As a postscript, I’ve been asked who appeared in that first Battle Of The Bands final nineteen years ago … it was Shed Seven, Rites Of Man, Bed Bugs (with Paul Banks!) and eventual funk/metal/rap winners Cockroach whose confrontational frontman Jock Bray still plays and resides in Scarborough, and in a twist guaranteed to make me feel very old the son of then bass player Charlie Cutforth recently played Fibbers in his own right.

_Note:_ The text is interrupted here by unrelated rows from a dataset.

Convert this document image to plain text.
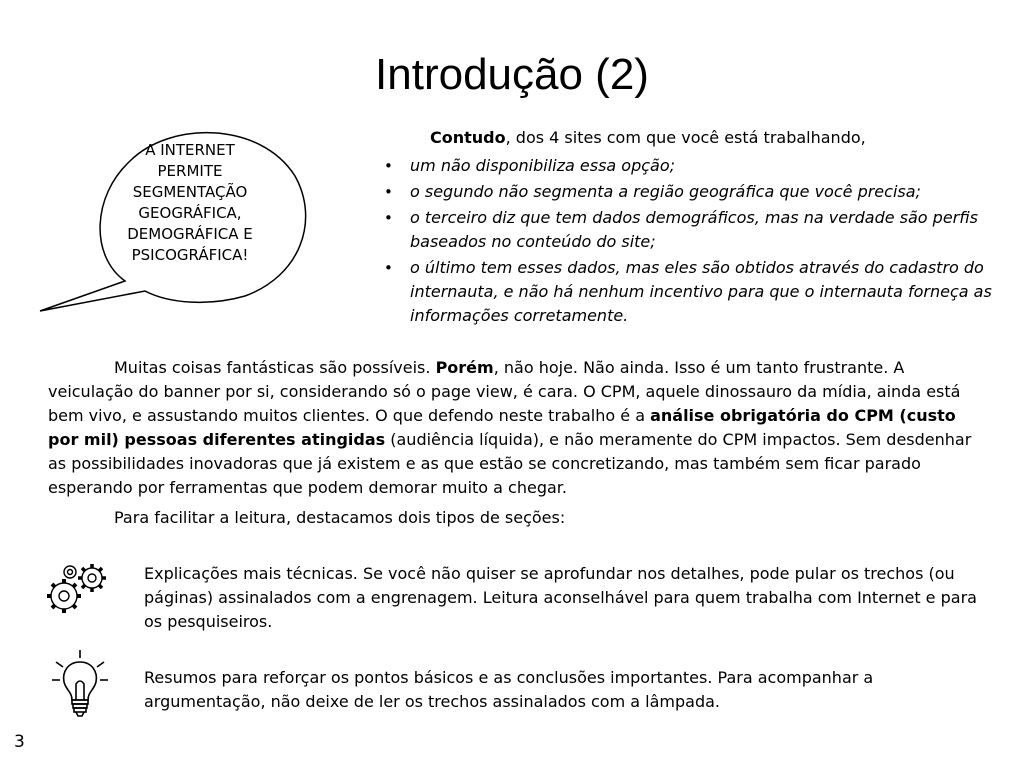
Introdução (2)
A INTERNET
PERMITE
SEGMENTAÇÃO
GEOGRÁFICA,
DEMOGRÁFICA E
PSICOGRÁFICA!
Contudo, dos 4 sites com que você está trabalhando,
• um não disponibiliza essa opção;
• o segundo não segmenta a região geográfica que você precisa;
• o terceiro diz que tem dados demográficos, mas na verdade são perfis baseados no conteúdo do site;
• o último tem esses dados, mas eles são obtidos através do cadastro do internauta, e não há nenhum incentivo para que o internauta forneça as informações corretamente.

Muitas coisas fantásticas são possíveis. Porém, não hoje. Não ainda. Isso é um tanto frustrante. A veiculação do banner por si, considerando só o page view, é cara. O CPM, aquele dinossauro da mídia, ainda está bem vivo, e assustando muitos clientes. O que defendo neste trabalho é a análise obrigatória do CPM (custo por mil) pessoas diferentes atingidas (audiência líquida), e não meramente do CPM impactos. Sem desdenhar as possibilidades inovadoras que já existem e as que estão se concretizando, mas também sem ficar parado esperando por ferramentas que podem demorar muito a chegar.

Para facilitar a leitura, destacamos dois tipos de seções:
Explicações mais técnicas. Se você não quiser se aprofundar nos detalhes, pode pular os trechos (ou páginas) assinalados com a engrenagem. Leitura aconselhável para quem trabalha com Internet e para os pesquiseiros.
Resumos para reforçar os pontos básicos e as conclusões importantes. Para acompanhar a argumentação, não deixe de ler os trechos assinalados com a lâmpada.
3
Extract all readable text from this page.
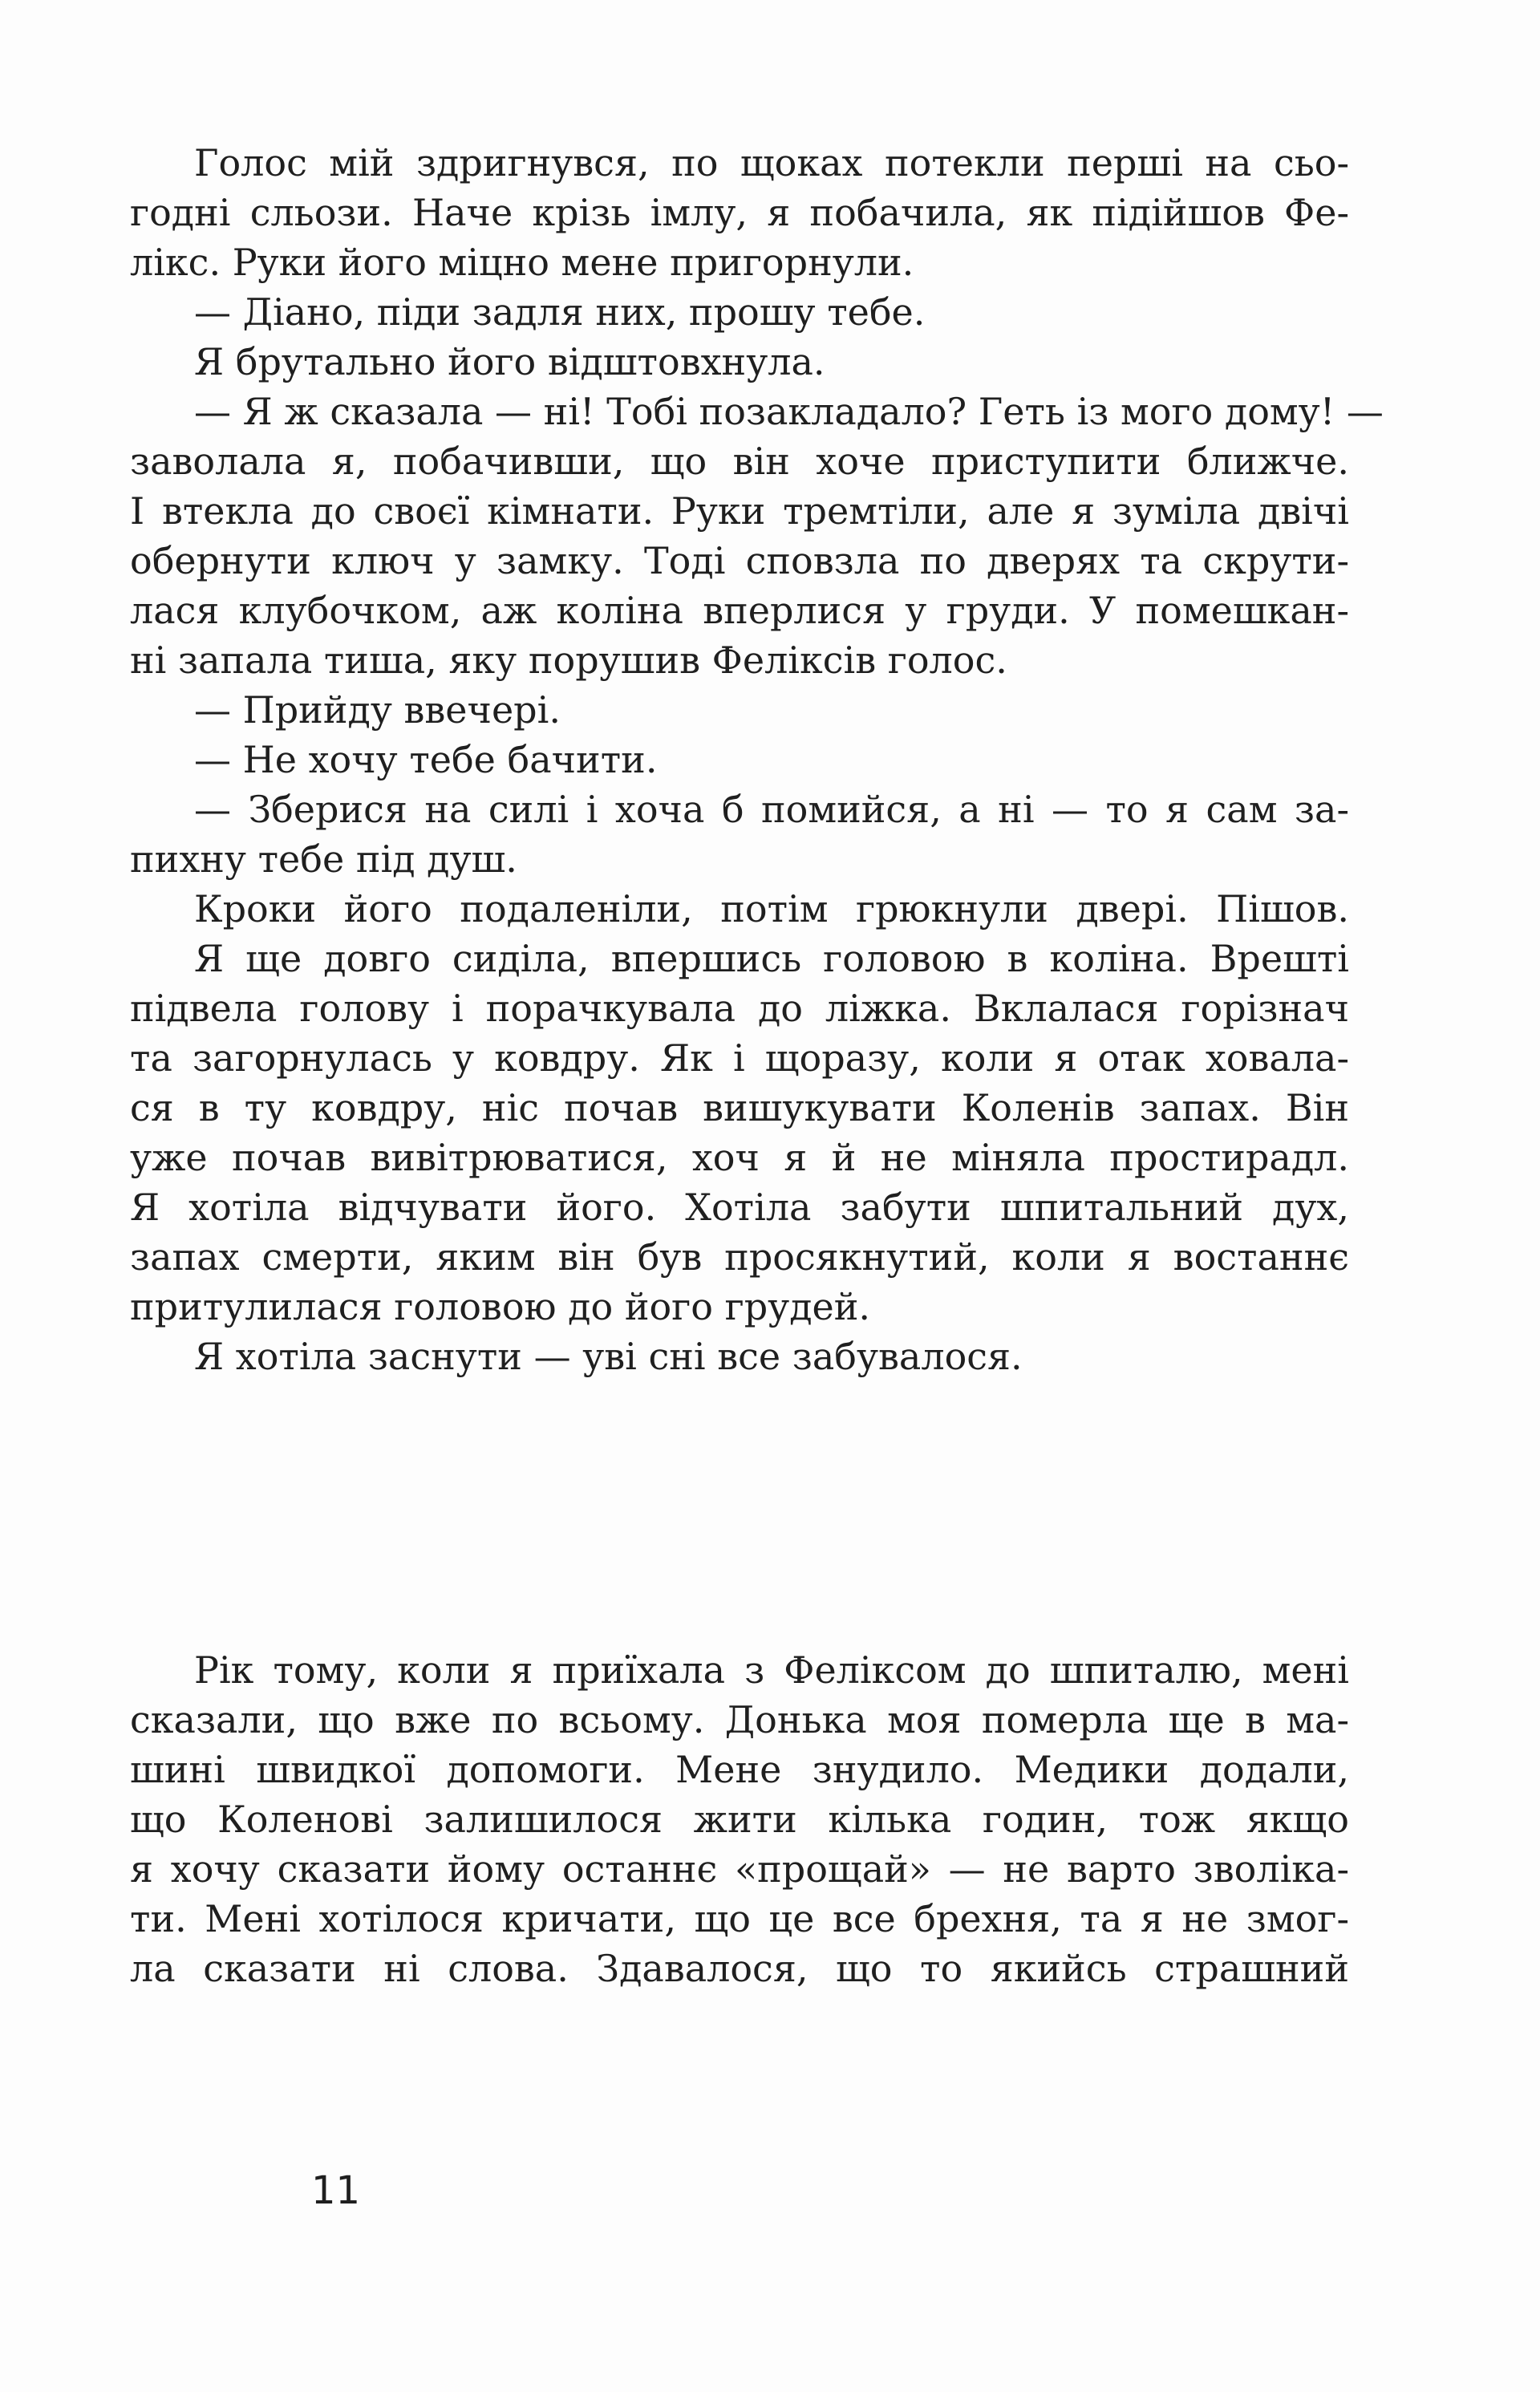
Голос мій здригнувся, по щоках потекли перші на сьо-
годні сльози. Наче крізь імлу, я побачила, як підійшов Фе-
лікс. Руки його міцно мене пригорнули.
— Діано, піди задля них, прошу тебе.
Я брутально його відштовхнула.
— Я ж сказала — ні! Тобі позакладало? Геть із мого дому! —
заволала я, побачивши, що він хоче приступити ближче.
І втекла до своєї кімнати. Руки тремтіли, але я зуміла двічі
обернути ключ у замку. Тоді сповзла по дверях та скрути-
лася клубочком, аж коліна вперлися у груди. У помешкан-
ні запала тиша, яку порушив Феліксів голос.
— Прийду ввечері.
— Не хочу тебе бачити.
— Зберися на силі і хоча б помийся, а ні — то я сам за-
пихну тебе під душ.
Кроки його подаленіли, потім грюкнули двері. Пішов.
Я ще довго сиділа, впершись головою в коліна. Врешті
підвела голову і порачкувала до ліжка. Вклалася горізнач
та загорнулась у ковдру. Як і щоразу, коли я отак ховала-
ся в ту ковдру, ніс почав вишукувати Коленів запах. Він
уже почав вивітрюватися, хоч я й не міняла простирадл.
Я хотіла відчувати його. Хотіла забути шпитальний дух,
запах смерти, яким він був просякнутий, коли я востаннє
притулилася головою до його грудей.
Я хотіла заснути — уві сні все забувалося.
Рік тому, коли я приїхала з Феліксом до шпиталю, мені
сказали, що вже по всьому. Донька моя померла ще в ма-
шині швидкої допомоги. Мене знудило. Медики додали,
що Коленові залишилося жити кілька годин, тож якщо
я хочу сказати йому останнє «прощай» — не варто зволіка-
ти. Мені хотілося кричати, що це все брехня, та я не змог-
ла сказати ні слова. Здавалося, що то якийсь страшний
11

Coming up: The story of The Silver Fox, the greatest doorman since Paddy Delaney;  the tax inspector (since dismissed) who said we owed him so much money we may as well shut;  watching with horror as the PA amps were washed in the sink; and yes, mate I can see you’re completely off your face but the venue is this way please and it’s full and waiting for YOU ...

1 comment:

  1. Hello,

    might I be so cheeky as to ask you to shorten your sentences and maybe add a few more return characters, you see it's just that one the web I find reading a bit difficult, and long run on sentences, whilst sounding very natural, can, at times, and especially if reading long sentences isn't your thing, be something of a challenge, which can be frustrating because as a long time fan and attendee of Fibbers I really want to read your insights and stories.